Donald Trump n'a pas hésité à qualifier ce pilier de la presse aux Etats-Unis d'"organisation de gauche radicale". Par la suite, en avril, un juge fédéral a obligé l'administration à rétablir l'accès de l'agence de presse. La Maison Blanche a ensuite annoncé de nouvelles règles, en regroupant notamment des journalistes des principales agences de presse, qui alternent sur des créneaux horaires dédiés.

Des coupes claires dans le financement des médias publics

Sous l'impulsion du président républicain, le Congrès a approuvé en juillet la suppression de 1,1 milliard de dollars (935 milliards d'euros) en financements déjà alloués pour les deux prochaines années à la Corporation for Public Broadcasting (CPB). Créé en 1967 par le président Lyndon Johnson, cet organisme finance une part minoritaire des budgets des radio et télévision nationales NPR et PBS. Mais aussi, et de manière plus importante, quelque 1 500 radios et télés locales partenaires qui diffusent une partie de leurs contenus, de New York à l'Alaska. La directrice de l'information de la radio publique américaine NPR avait annoncé son départ dans la foulée. L'administration cherche également à couper les dépenses au sein de l'audiovisuel public extérieur des Etats-Unis, avec ses radios Voice of America, Radio Free Asia et Radio Free Europe/Radio Liberty.

Plusieurs autres atteintes dénoncées par Reporters sans frontières 

Au mois d'avril, Reporters sans frontières (RSF) avait dénoncé une "attaque massive contre la liberté de la presse", qualifiée de "nouvelle norme" pendant les cent premiers jours de Donald Trump à la Maison Blanche. L'ONG rappelait notamment que "six enquêtes à motivation politique" avaient été lancées par Brendan Carr contre des entreprises de médias. Elle soulignait également que le président américain avait gracié 13 personnes accusées ou reconnues de crimes violents contre des journalistes lors de l'assaut au Capitole du 6 janvier 2021. Et que le président américain utilisait régulièrement son réseau Truth Social pour écrire des invectives et des insultes contre les journalistes jugés critiques de son action.

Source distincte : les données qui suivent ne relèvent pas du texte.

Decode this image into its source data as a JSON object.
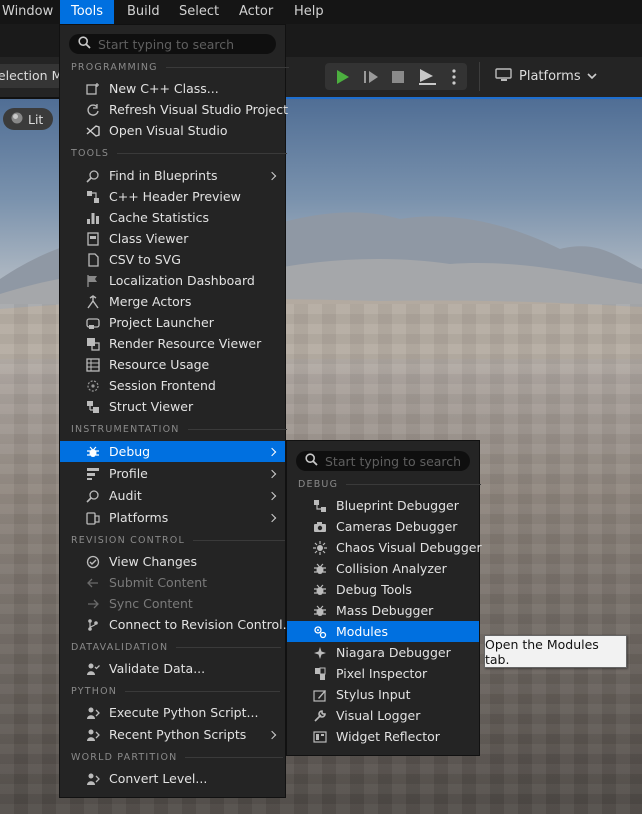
{
  "menubar": {
    "items": [
      {
        "label": "Window"
      },
      {
        "label": "Tools"
      },
      {
        "label": "Build"
      },
      {
        "label": "Select"
      },
      {
        "label": "Actor"
      },
      {
        "label": "Help"
      }
    ]
  },
  "toolbar": {
    "selection_mode": "Selection Mode",
    "platforms": "Platforms"
  },
  "viewport": {
    "lit": "Lit"
  },
  "tools_menu": {
    "search_placeholder": "Start typing to search",
    "sections": {
      "programming": "PROGRAMMING",
      "tools": "TOOLS",
      "instrumentation": "INSTRUMENTATION",
      "revision_control": "REVISION CONTROL",
      "datavalidation": "DATAVALIDATION",
      "python": "PYTHON",
      "world_partition": "WORLD PARTITION"
    },
    "items": {
      "new_cpp_class": "New C++ Class...",
      "refresh_vs": "Refresh Visual Studio Project",
      "open_vs": "Open Visual Studio",
      "find_in_blueprints": "Find in Blueprints",
      "cpp_header_preview": "C++ Header Preview",
      "cache_statistics": "Cache Statistics",
      "class_viewer": "Class Viewer",
      "csv_to_svg": "CSV to SVG",
      "localization_dashboard": "Localization Dashboard",
      "merge_actors": "Merge Actors",
      "project_launcher": "Project Launcher",
      "render_resource_viewer": "Render Resource Viewer",
      "resource_usage": "Resource Usage",
      "session_frontend": "Session Frontend",
      "struct_viewer": "Struct Viewer",
      "debug": "Debug",
      "profile": "Profile",
      "audit": "Audit",
      "platforms": "Platforms",
      "view_changes": "View Changes",
      "submit_content": "Submit Content",
      "sync_content": "Sync Content",
      "connect_revision_control": "Connect to Revision Control...",
      "validate_data": "Validate Data...",
      "execute_python_script": "Execute Python Script...",
      "recent_python_scripts": "Recent Python Scripts",
      "convert_level": "Convert Level..."
    }
  },
  "debug_menu": {
    "search_placeholder": "Start typing to search",
    "section": "DEBUG",
    "items": {
      "blueprint_debugger": "Blueprint Debugger",
      "cameras_debugger": "Cameras Debugger",
      "chaos_visual_debugger": "Chaos Visual Debugger",
      "collision_analyzer": "Collision Analyzer",
      "debug_tools": "Debug Tools",
      "mass_debugger": "Mass Debugger",
      "modules": "Modules",
      "niagara_debugger": "Niagara Debugger",
      "pixel_inspector": "Pixel Inspector",
      "stylus_input": "Stylus Input",
      "visual_logger": "Visual Logger",
      "widget_reflector": "Widget Reflector"
    }
  },
  "tooltip": {
    "text": "Open the Modules tab."
  },
  "colors": {
    "accent": "#0070e0",
    "menu_bg": "#242424",
    "play_green": "#4caf3f"
  }
}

En 2024, les Etats-Unis ont chuté de la 45e à la 55e place dans le classement mondial de la liberté de la presse de RSF. Et le pays a encore perdu deux places dans le dernier classement. "Le président Donald Trump a été élu pour un second mandat, à l'issue d'une campagne au cours de laquelle il a quotidiennement dénigré la presse et menacé explicitement d'armer le gouvernement fédéral contre les médias."